Secondo questi genitori, nella maggior parte dei casi di bambini infetti da pertosse È un membro diretto della famiglia che lo trasmette al bambino. "Gli adulti di solito sono malati senza saperlo, perché questa malattia si sviluppa in modo generalmente lieve negli anziani, al punto che molti medici confondono i loro sintomi con quelli di un comune raffreddore", chiariscono.

In questo caso particolare, il corriere era sua madre.

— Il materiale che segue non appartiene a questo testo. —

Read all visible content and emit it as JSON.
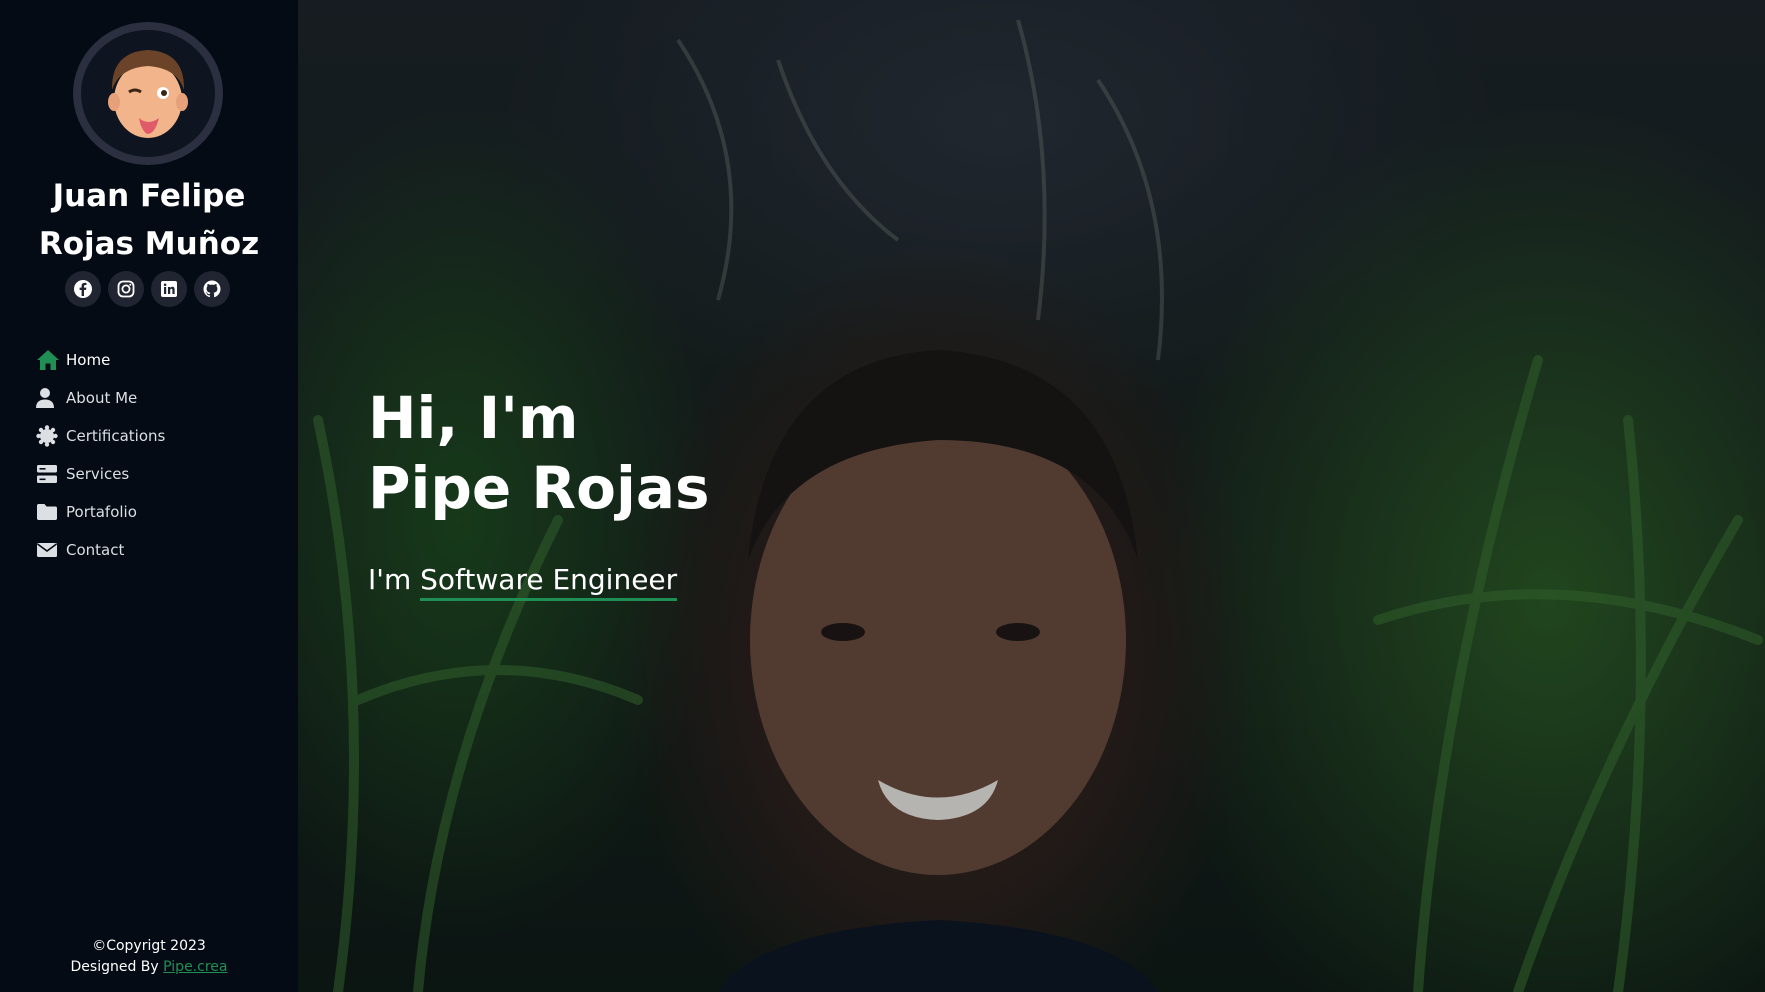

Andò al centro di salute un mese prima che suo figlio nascesse dopo aver trascorso diverse settimane con una tosse persistente, ma le fu diagnosticato un raffreddore. "Se ci fosse stato un protocollo di azione in base al quale ogni donna incinta ha ricevuto il vaccino antipertosse se avesse sintomi della malattia, l'avrebbero vaccinata e nostro figlio non l'avrebbe sviluppata", dice.

Vaccino antipertosse

Oggi il la vaccinazione contro la pertosse varia da comunità a comunità, sebbene in generale ricevano l'ultima dose a 14 anni. "Nel migliore dei casi, l'immunità dura fino a 24 anni", affermano questi genitori.

Mentre difendono, questa disparità tra comunità autonome sta causando ciòOgni volta ci sono più casi di adulti che hanno la malattia, che può indurli a infettare i bambini quando interagiscono con loro. Nel caso dei bambini, la malattia è "altamente pericolosa e non ci sono farmaci curativi", insistono.

Negli ultimi anni, con la proliferazione di casi di pertosse nei paesi sviluppati, molte associazioni mediche hanno rivelato la necessità di promuovere tra le donne incinte la cosiddetta "strategia del nido". "Questa strategia consiste essenzialmente nel vaccinare l'intero ambiente di quel futuro bambino (genitori, nonni, fratelli, zii, badanti, amici, pediatri, ...), "chiarire questi genitori, che dicono che se questi adulti vaccinati sono immuni al batterio che causa la pertosse", è molto difficile per il bambino può essere infettato. "

Questa famiglia voleva conoscere questa strategia per avere un altro bambino, ma quando hanno chiesto al loro centro di salute hanno scoperto che in Spagna è una pratica sconosciuta, che li ha portati a lanciare questa petizione per le firme allo scopo di stabilire un protocollo di informazione tra i medici che si prendono cura delle donne incinte.

Secondo l'opinione di questi genitori, tutte le madri dovrebbero saperlo "l'esistenza di questa strategia e i suoi benefici per prevenire la diffusione della pertosse nei loro bambini"Qualcosa che sarà raggiunto se i medici lo informeranno". Come fanno con il vaccino antinfluenzale nei gruppi a rischio, dovrebbero informare i genitori dei benefici della vaccinazione ", ribadiscono.

"Esortiamo le diverse agenzie sanitarie del paese a formare medici sulla pertosse, i sintomi che presenta e la necessità di prestare particolare attenzione alle cure fornite alle donne in gravidanza, in modo che possano informarle su questa malattia e il modo per prevenirlo regolarmente nelle consultazionis ", scrivono.

Nel suo testo, inoltre, questa famiglia chiede campagne di informazione "sulla necessità per gli adulti sono vaccinati ogni dieci anni contro la pertosse, l'unico modo per sradicare completamente questa malattia, la cui incidenza sta crescendo negli ultimi anni nel nostro paese, fino al punto di allertare le società mediche.

Sebbene la mortalità della pertosse sia relativamente bassa rispetto ad altre malattie, l'esistenza di vaccini per prevenirlo, l'alta incidenza di infezioni e le complicazioni che ne derivano "rendono essenziale agire per prevenirlo e prevenire così che altri bambini ne subiscano le conseguenze", concludono.